Messi’yi ve Ronaldinho’yu izlemiş şanslı bir nesiliz, ancak Kubala’ya, yani “Barcelona’nın yaratıcısı”na dair sadece anlatılan hikayeleri gözlerimizi kapatıp dinleyerek ve hayal ederek erişebiliyoruz. Olur da yolumuz Nou Camp’a düşerse, stadın önüne dikilen heykelini izleriz bir de…
DÜNYA VATANDAŞI
Laszló Kubala, 1927’de Budapeşte, Macaristan’da doğdu. Futbola çok küçük yaşta başladı ama kendisinden 5-6 yaş büyük çocuklarla birlikte altyapı eğitimi alıyordu, 1944’te 17 yaşındayken Ferencvaros’ta profesyonel oldu ve Macaristan’ın alt yaş kategorilerinde milli forma ile tanıştı.
Macaristan’da askerlik zorunlu görevdi, orduya yazılma zamanı geldiğinde Kubala, başka bir şey için yaratıldığı inancına karşı koyamayarak, futbol uğruna ülkesinden vazgeçti.
Çekoslovakya’ya, Slovan Bratislava’ya transfer olurken vatandaşlığını ve milli takımını da değiştirdi. Futbola olan açlığı bitmiyordu, kulübünden tesislerde kalmak ve mümkün olduğunca çok antrenman sahasını kullanmak için izin istediğinde, ona nasıl bir bakış attılar acaba…
Ancak olmadı, Kubala yerleşememişti, ait olmadığı bir ülkede göçebe yaşama alışamadı, rejimle başının belaya girmesi riskini göze aldı, Macaristan’a geri döndü.
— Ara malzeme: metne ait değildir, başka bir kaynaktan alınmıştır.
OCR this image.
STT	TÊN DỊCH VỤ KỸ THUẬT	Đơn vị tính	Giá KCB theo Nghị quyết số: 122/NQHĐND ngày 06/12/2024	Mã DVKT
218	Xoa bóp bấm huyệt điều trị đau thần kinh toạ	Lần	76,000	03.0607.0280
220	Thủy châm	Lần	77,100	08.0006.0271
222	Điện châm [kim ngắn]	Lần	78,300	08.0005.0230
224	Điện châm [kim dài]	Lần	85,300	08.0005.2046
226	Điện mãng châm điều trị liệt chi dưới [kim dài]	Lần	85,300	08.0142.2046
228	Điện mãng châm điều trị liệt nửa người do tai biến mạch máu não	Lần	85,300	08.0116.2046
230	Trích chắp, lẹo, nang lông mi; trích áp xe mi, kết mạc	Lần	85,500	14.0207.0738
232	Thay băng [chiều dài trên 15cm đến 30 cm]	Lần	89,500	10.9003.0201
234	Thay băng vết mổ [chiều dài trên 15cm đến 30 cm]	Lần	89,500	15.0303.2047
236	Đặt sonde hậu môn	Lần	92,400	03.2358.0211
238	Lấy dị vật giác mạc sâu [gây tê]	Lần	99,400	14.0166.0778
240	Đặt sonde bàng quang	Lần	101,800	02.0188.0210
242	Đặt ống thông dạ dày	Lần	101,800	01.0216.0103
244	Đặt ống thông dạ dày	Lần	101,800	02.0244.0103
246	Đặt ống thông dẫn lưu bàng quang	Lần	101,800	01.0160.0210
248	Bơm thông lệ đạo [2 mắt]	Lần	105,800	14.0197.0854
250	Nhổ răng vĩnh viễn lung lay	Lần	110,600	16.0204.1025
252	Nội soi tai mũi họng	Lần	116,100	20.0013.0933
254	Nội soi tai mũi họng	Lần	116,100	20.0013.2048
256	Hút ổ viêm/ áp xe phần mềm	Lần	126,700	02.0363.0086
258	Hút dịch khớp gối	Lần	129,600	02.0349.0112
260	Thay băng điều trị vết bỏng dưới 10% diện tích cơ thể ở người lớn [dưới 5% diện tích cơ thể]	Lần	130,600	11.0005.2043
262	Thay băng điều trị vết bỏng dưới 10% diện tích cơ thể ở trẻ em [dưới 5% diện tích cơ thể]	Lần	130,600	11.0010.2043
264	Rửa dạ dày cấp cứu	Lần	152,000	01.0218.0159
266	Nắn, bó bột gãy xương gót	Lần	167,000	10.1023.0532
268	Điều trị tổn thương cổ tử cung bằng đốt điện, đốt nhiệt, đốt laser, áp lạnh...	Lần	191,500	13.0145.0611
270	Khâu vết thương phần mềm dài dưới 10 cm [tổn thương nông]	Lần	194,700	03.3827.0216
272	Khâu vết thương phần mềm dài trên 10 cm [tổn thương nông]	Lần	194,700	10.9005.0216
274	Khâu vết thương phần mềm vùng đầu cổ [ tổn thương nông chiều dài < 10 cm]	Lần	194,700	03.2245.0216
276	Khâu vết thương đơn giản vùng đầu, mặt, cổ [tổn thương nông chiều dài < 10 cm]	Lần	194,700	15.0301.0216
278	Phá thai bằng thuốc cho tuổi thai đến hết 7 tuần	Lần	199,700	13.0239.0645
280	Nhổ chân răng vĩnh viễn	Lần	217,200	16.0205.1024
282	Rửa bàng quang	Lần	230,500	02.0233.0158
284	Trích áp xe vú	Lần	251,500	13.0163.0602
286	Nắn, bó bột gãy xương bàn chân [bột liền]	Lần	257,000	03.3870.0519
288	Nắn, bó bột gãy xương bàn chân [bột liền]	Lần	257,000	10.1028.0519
Doğduğu ülkenin milli formasını üzerine geçirdi, Vasas’a imza attı.
Sonrasında olanlar oldukça karmaşık; asla kanıtlanamayan iddialar ve suçlamalar arasında, diyorlar ki “aslında rejimin kurallarına uymadığı için”...
1949’da, bir kez daha ülkesini terk etmek zorunda kaldı. İtalya’ya giden bir kamyonun kasasında…
Roma’da mülteci kampında geçen Pro Patria formalı günlerin ardından İtalya’nın ve Avrupa’nın en başarılı takımı olan Torino deneme maçı teklif etti, Benfica ile yapacakları dostluk karşılaşmasına, Portekiz’e davet etti. Kubala’nın oğlu ateşler içerisindeydi, gidemedi, dönüşte görüşeceklerdi. Ne yazık ki Torino takımı İtalya’ya dönemedi, bindikleri uçak Superga Faciası’na dönüştü.
Binemediği uçakla ölümden dönen Laszlo için Macaristan Futbol Federasyonu’nun iddiaları üzerine FIFA futboldan men cezası vermişti. Bir anlamda “nefes alıp vermeni yasaklıyoruz” demekti bu adeta…
Kubala rotasını İspanya’ya çevirdi, 1950’de FIFA’nın yasağına rağmen Barcelona’ya imza attı. “Korkma” dediler, “Barcelona her şeyi halleder!” Halledildi, yasak kalktı, nasılı biraz muamma, General Franco’nun adı geçiyor…
1953’te Kubala bir transfer daha yaptı, İspanya Milli Takımı’na! Bu onun üçüncü milli forması olacaktı ve Dünya Kupası tarihinin gördüğü en büyük 5 futbolcudan birine dönüşecekti.
Çekoslovakya kayıtlarına göre adı Ladislav Kubala… Macaristan’daki doğum sertifikasında Lazslo Kubala yazıyor… İspanya’da Ladislao Kubala olarak nüfusa yazıldı. Tarihteki yeri ise baki kaldı.